Craft is a flexible, user-friendly CMS for creating custom digital experiences on the web and beyond. Starting from version 3.0.0-RC1 to before 3.9.15, 4.0.0-RC1 to before 4.14.15, and 5.0.0-RC1 to before 5.6.17, Craft is vulnerable to remote code execution. This is a high-impact, low-complexity attack vector.
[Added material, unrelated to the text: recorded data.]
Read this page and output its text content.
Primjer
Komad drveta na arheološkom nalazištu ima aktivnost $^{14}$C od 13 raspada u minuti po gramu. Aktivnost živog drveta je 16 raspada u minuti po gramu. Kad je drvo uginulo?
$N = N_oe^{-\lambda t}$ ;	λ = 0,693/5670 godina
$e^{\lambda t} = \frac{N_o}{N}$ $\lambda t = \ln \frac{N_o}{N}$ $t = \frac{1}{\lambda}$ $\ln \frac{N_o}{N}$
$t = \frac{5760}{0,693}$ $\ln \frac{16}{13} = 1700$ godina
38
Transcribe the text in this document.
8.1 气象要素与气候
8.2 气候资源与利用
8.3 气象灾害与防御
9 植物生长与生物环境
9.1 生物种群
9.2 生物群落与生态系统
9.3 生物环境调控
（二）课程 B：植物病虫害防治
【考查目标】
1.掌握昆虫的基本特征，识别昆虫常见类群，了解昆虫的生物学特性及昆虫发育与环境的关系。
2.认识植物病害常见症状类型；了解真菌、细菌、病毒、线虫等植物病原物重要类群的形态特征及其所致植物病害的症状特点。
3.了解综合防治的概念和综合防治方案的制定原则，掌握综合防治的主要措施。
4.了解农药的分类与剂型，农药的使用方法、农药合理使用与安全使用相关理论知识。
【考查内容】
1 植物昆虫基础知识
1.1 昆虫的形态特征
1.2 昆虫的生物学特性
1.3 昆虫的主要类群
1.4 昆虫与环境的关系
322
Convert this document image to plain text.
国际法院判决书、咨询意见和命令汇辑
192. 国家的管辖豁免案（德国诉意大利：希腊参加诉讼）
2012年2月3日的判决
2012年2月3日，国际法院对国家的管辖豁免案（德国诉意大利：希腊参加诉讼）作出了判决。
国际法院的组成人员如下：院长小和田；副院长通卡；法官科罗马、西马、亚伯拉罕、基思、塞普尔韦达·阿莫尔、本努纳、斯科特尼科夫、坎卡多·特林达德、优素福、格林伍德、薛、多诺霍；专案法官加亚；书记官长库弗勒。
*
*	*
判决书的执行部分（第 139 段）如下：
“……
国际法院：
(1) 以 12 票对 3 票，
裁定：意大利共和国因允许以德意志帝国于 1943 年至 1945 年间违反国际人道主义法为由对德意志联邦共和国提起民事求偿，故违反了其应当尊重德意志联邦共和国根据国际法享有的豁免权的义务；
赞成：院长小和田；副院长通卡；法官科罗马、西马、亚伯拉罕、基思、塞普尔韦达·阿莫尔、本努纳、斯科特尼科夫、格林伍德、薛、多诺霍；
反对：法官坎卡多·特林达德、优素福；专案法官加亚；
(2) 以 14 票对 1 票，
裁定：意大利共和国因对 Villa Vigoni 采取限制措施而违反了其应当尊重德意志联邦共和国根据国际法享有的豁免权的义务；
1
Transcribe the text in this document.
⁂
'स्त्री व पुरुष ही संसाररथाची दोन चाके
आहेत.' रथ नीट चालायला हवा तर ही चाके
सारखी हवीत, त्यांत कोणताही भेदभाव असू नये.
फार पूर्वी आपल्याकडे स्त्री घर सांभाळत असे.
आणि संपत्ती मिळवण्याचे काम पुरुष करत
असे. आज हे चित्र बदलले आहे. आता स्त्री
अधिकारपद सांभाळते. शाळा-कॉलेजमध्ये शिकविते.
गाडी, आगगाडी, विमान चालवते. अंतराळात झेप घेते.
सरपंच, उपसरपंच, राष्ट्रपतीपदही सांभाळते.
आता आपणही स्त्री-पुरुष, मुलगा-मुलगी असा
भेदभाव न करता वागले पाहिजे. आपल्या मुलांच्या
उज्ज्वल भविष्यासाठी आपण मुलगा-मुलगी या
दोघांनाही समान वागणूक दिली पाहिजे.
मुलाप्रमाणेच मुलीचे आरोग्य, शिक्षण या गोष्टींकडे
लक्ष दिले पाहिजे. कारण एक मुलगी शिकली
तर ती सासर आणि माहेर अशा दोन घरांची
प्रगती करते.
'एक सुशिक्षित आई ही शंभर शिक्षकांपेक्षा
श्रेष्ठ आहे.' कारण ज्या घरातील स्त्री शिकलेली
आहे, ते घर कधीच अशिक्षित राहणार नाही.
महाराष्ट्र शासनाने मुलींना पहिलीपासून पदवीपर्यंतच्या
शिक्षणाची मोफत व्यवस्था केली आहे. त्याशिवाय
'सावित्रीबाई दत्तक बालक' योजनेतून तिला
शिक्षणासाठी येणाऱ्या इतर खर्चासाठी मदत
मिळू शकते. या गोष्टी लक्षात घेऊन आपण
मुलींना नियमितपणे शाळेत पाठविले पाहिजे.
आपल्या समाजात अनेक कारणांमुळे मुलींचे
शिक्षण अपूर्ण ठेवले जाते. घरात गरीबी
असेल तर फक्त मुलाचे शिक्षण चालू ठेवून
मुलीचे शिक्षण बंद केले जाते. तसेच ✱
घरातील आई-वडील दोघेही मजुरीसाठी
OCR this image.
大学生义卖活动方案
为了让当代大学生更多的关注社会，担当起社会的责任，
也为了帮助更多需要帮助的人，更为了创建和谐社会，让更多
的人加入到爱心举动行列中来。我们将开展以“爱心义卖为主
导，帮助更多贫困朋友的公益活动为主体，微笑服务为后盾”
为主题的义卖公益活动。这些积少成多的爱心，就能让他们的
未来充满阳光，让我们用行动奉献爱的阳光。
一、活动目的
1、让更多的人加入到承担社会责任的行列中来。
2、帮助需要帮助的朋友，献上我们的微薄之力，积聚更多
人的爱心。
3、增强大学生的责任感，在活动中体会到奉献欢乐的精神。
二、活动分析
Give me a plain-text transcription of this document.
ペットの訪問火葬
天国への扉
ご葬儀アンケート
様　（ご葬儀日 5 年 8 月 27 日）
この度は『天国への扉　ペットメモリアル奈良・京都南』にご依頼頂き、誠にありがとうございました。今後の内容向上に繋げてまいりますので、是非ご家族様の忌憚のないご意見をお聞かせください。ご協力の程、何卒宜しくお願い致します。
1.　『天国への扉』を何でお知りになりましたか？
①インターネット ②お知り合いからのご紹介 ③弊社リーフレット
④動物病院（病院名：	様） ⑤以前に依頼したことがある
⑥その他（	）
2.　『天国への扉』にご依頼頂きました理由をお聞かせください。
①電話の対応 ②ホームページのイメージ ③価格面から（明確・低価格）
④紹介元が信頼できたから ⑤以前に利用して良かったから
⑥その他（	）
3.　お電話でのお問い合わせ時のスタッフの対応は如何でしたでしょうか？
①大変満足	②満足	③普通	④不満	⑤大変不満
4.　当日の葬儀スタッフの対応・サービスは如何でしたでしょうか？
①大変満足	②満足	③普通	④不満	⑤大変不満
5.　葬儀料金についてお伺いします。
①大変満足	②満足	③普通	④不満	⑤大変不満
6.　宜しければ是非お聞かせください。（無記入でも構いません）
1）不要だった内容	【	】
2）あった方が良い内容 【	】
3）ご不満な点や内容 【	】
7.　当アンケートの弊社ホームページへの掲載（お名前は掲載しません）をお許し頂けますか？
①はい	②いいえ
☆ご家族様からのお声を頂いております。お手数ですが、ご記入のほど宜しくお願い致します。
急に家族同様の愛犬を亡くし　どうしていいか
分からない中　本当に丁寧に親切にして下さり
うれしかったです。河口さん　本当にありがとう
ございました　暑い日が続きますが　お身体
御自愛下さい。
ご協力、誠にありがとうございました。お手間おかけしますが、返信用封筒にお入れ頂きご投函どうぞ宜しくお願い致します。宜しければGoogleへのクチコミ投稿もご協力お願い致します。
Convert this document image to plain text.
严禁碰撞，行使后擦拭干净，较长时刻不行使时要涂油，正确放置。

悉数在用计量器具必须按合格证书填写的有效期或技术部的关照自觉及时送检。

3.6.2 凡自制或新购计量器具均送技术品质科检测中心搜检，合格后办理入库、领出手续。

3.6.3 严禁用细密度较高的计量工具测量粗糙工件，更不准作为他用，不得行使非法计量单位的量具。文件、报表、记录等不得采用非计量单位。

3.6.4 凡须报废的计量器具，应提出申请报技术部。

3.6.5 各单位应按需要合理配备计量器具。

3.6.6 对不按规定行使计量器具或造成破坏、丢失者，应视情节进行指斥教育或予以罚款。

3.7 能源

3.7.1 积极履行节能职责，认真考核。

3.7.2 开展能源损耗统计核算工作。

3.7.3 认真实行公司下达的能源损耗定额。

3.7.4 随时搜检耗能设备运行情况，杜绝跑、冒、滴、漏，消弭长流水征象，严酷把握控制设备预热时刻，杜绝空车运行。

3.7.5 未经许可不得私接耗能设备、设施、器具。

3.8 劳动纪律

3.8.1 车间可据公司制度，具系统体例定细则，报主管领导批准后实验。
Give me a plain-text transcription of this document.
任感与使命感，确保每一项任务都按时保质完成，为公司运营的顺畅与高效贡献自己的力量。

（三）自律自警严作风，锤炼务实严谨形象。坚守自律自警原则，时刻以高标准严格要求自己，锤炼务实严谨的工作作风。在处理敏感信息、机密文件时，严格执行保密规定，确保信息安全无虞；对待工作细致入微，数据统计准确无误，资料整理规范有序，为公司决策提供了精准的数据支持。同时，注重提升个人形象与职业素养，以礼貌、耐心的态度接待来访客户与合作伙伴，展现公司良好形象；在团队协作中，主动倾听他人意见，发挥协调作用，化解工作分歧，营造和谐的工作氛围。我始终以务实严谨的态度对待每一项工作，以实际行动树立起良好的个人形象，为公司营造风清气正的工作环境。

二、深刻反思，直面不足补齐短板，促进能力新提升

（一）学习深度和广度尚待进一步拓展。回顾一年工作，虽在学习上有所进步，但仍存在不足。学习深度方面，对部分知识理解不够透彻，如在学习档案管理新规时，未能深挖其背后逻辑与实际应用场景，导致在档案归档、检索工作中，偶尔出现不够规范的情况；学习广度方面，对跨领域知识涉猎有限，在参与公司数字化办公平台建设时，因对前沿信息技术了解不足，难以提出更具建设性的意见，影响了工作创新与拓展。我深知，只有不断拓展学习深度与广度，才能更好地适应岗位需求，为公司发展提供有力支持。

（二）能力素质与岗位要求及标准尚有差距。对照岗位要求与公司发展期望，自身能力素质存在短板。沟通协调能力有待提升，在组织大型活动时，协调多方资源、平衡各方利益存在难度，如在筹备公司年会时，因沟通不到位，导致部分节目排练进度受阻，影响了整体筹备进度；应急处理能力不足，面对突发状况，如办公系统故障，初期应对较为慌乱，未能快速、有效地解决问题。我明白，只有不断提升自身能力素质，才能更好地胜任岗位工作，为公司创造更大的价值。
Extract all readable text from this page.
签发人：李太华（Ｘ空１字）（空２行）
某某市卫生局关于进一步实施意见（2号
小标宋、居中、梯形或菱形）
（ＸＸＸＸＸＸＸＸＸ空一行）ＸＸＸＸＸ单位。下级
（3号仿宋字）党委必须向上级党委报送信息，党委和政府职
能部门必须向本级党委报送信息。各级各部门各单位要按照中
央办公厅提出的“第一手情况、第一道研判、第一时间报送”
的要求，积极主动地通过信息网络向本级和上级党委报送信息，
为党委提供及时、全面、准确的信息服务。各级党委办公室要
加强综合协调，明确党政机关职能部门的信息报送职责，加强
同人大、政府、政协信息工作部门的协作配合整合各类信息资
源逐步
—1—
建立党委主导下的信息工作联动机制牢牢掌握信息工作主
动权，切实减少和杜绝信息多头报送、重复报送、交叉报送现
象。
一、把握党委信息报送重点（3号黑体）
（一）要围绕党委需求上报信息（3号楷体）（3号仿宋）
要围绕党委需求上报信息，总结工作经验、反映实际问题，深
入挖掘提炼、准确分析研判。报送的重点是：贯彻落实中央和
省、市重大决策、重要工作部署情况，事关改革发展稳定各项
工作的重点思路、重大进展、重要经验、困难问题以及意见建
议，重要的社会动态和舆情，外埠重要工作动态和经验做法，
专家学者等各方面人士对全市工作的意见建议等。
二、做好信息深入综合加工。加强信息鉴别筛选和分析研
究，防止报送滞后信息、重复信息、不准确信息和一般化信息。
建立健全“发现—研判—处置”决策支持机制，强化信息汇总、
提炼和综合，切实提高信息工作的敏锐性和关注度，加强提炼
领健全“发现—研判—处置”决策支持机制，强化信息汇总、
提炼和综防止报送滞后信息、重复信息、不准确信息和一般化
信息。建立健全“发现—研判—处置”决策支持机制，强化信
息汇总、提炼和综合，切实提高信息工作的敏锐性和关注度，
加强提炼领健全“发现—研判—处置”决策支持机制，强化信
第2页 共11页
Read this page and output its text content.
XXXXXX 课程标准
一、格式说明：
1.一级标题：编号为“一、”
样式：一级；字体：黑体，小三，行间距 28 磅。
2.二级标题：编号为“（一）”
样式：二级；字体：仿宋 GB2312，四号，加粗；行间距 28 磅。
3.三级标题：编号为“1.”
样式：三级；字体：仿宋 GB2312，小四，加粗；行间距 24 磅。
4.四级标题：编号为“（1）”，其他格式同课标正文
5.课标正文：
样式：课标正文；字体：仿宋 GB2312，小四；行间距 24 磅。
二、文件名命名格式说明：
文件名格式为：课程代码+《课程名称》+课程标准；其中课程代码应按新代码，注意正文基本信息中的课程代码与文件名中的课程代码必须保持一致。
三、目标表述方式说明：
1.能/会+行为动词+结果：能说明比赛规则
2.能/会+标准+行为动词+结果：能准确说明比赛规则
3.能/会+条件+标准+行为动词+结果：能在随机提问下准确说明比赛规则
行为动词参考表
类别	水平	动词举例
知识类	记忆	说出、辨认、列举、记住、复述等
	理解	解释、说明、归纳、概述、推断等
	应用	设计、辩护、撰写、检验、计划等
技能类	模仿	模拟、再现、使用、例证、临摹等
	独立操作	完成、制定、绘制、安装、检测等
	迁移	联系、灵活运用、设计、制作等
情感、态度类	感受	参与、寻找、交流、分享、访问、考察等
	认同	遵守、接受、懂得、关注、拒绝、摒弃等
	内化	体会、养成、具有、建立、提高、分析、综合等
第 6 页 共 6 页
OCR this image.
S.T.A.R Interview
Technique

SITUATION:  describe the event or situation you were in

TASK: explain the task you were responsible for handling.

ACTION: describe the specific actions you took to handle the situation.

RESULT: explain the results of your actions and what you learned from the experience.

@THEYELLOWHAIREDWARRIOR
This issue has been patched in versions 3.9.15, 4.14.15, and 5.6.17, and is an additional fix for CVE-2023-41892.
Published: 2025-04-25
CVSS: 10.0
CVSS Vector: CVSS:3.1/AV:N/AC:L/PR:N/UI:N/S:C/C:H/I:H/A:L
Download CVE-2025-32432 POC (Proof-of-Concept) here:
Tip: Download official Tor Browser at https://www.torproject.org/download/ to access .onion links.
Check my portfolio here:
https://tlncglobal.com/poc-658-cve-2024-6123/
https://tlncglobal.com/poc-708-cve-2024-56064/
https://tlncglobal.com/poc-668-cve-2024-5910/
Taisja Laudy to jedna z najbardziej doświadczonychGallup Certified Global Strengths Coachw Polsce i Europie.